+1 for gitea. I've messed with codeberg, sourcehut, gitlab, even fossil (non git version control system, fantastic software but unfortunately everyone uses git) and I've got to say gitea is where it's at. It's the right combination of light and feature dense, could be lighter IMO but it's great.
They're not providers, although gitlab and sourcehut do offer code hosting services, and I'm sure some people are offering paid access to services they host with some of this software.
Codeberg could be said to be a provider. They are hosting FOSS projects exclusively and contribute to the Gitea project, as that is the forge software they use. They have services like Codeberg Pages and (soon) Codeberg CI.

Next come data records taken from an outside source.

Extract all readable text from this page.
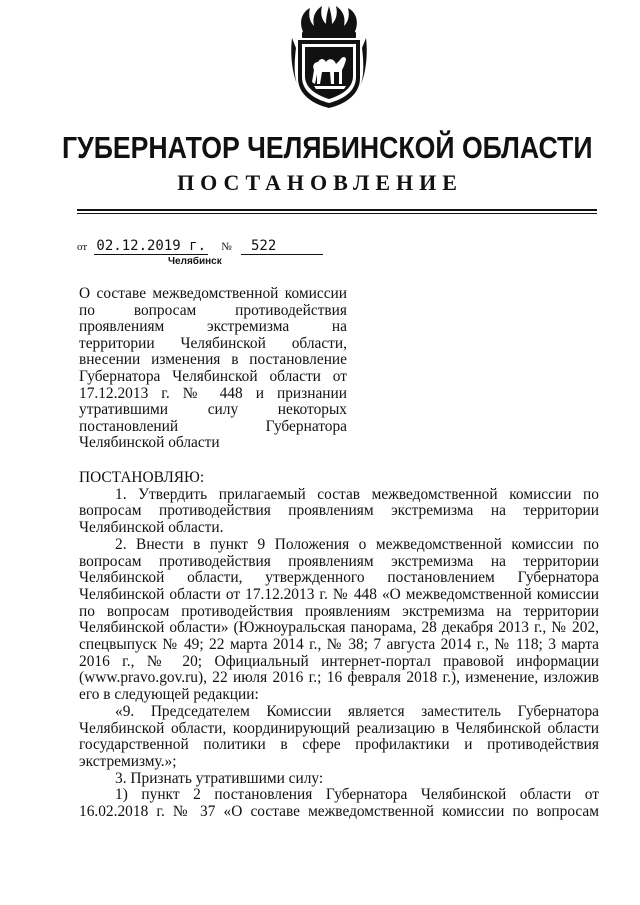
ГУБЕРНАТОР ЧЕЛЯБИНСКОЙ ОБЛАСТИ
ПОСТАНОВЛЕНИЕ
от 02.12.2019 г. № 522
Челябинск

О составе межведомственной комиссии по вопросам противодействия проявлениям экстремизма на территории Челябинской области, внесении изменения в постановление Губернатора Челябинской области от 17.12.2013 г. № 448 и признании утратившими силу некоторых постановлений Губернатора Челябинской области

ПОСТАНОВЛЯЮ:

1. Утвердить прилагаемый состав межведомственной комиссии по вопросам противодействия проявлениям экстремизма на территории Челябинской области.

2. Внести в пункт 9 Положения о межведомственной комиссии по вопросам противодействия проявлениям экстремизма на территории Челябинской области, утвержденного постановлением Губернатора Челябинской области от 17.12.2013 г. № 448 «О межведомственной комиссии по вопросам противодействия проявлениям экстремизма на территории Челябинской области» (Южноуральская панорама, 28 декабря 2013 г., № 202, спецвыпуск № 49; 22 марта 2014 г., № 38; 7 августа 2014 г., № 118; 3 марта 2016 г., № 20; Официальный интернет-портал правовой информации (www.pravo.gov.ru), 22 июля 2016 г.; 16 февраля 2018 г.), изменение, изложив его в следующей редакции:

«9. Председателем Комиссии является заместитель Губернатора Челябинской области, координирующий реализацию в Челябинской области государственной политики в сфере профилактики и противодействия экстремизму.»;

3. Признать утратившими силу:

1) пункт 2 постановления Губернатора Челябинской области от 16.02.2018 г. № 37 «О составе межведомственной комиссии по вопросам
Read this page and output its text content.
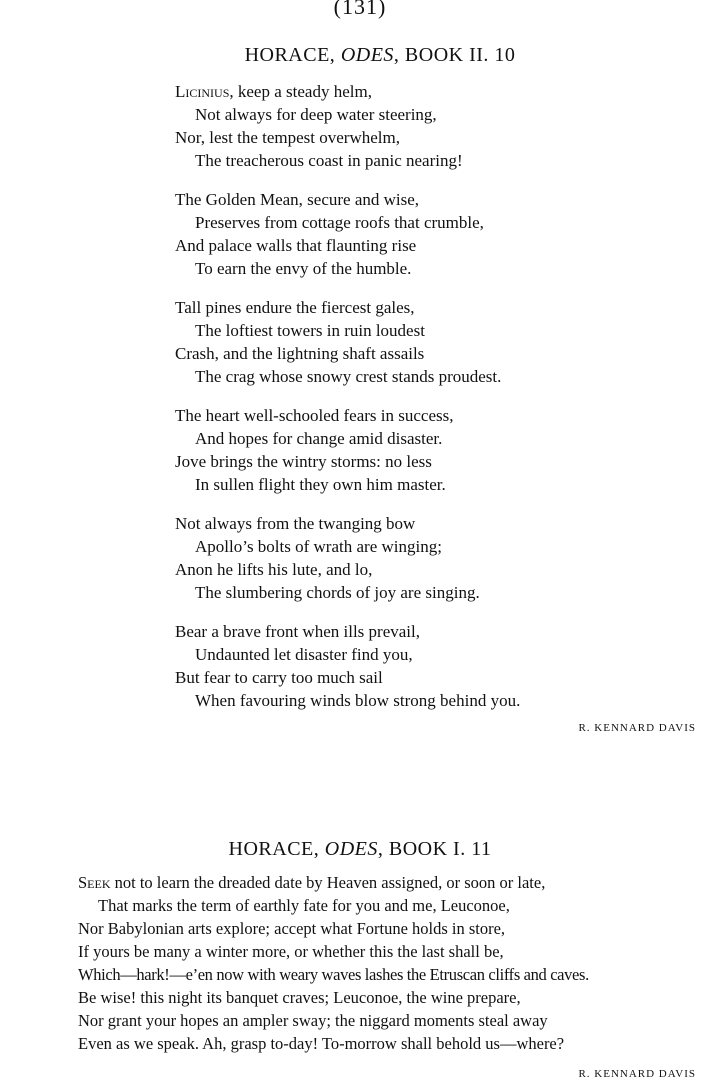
(131)
HORACE, ODES, BOOK II. 10
Licinius, keep a steady helm,
Not always for deep water steering,
Nor, lest the tempest overwhelm,
The treacherous coast in panic nearing!
The Golden Mean, secure and wise,
Preserves from cottage roofs that crumble,
And palace walls that flaunting rise
To earn the envy of the humble.
Tall pines endure the fiercest gales,
The loftiest towers in ruin loudest
Crash, and the lightning shaft assails
The crag whose snowy crest stands proudest.
The heart well-schooled fears in success,
And hopes for change amid disaster.
Jove brings the wintry storms: no less
In sullen flight they own him master.
Not always from the twanging bow
Apollo’s bolts of wrath are winging;
Anon he lifts his lute, and lo,
The slumbering chords of joy are singing.
Bear a brave front when ills prevail,
Undaunted let disaster find you,
But fear to carry too much sail
When favouring winds blow strong behind you.
R. KENNARD DAVIS
HORACE, ODES, BOOK I. 11
Seek not to learn the dreaded date by Heaven assigned, or soon or late,
That marks the term of earthly fate for you and me, Leuconoe,
Nor Babylonian arts explore; accept what Fortune holds in store,
If yours be many a winter more, or whether this the last shall be,
Which—hark!—e’en now with weary waves lashes the Etruscan cliffs and caves.
Be wise! this night its banquet craves; Leuconoe, the wine prepare,
Nor grant your hopes an ampler sway; the niggard moments steal away
Even as we speak. Ah, grasp to-day! To-morrow shall behold us—where?
R. KENNARD DAVIS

I've been using Gitea for a while now, and have had no issues. I self-host it for personal projects, and also use it at work. I would absolutely recommend it.
The way I see it, the choice is pretty risk-free. I currently mirror repos on repo.or.cz (the original git host), codeberg.org, tildegit.org and sr.ht. (Feel free to suggest more!) I use pushurl extensively to transparently keep them all in sync: https://stackoverflow.com/questions/14290113/git-pushing-cod...
Over time it'll become clear if some are unreliable or have other issues. When that happens you'll be glad for the diversification.
This whole evolution reminds me of the early web, which was often a thin veneer for multiple ftp mirror sites. This makes me happy :)
I don't have comparisons between the two but I'm a sourcehut early adopter paying at the $100/yr level and I'm more than satisfied for my personal projects.
Drew's head is in the right place and nowadays that matters to me for service providers more than anything.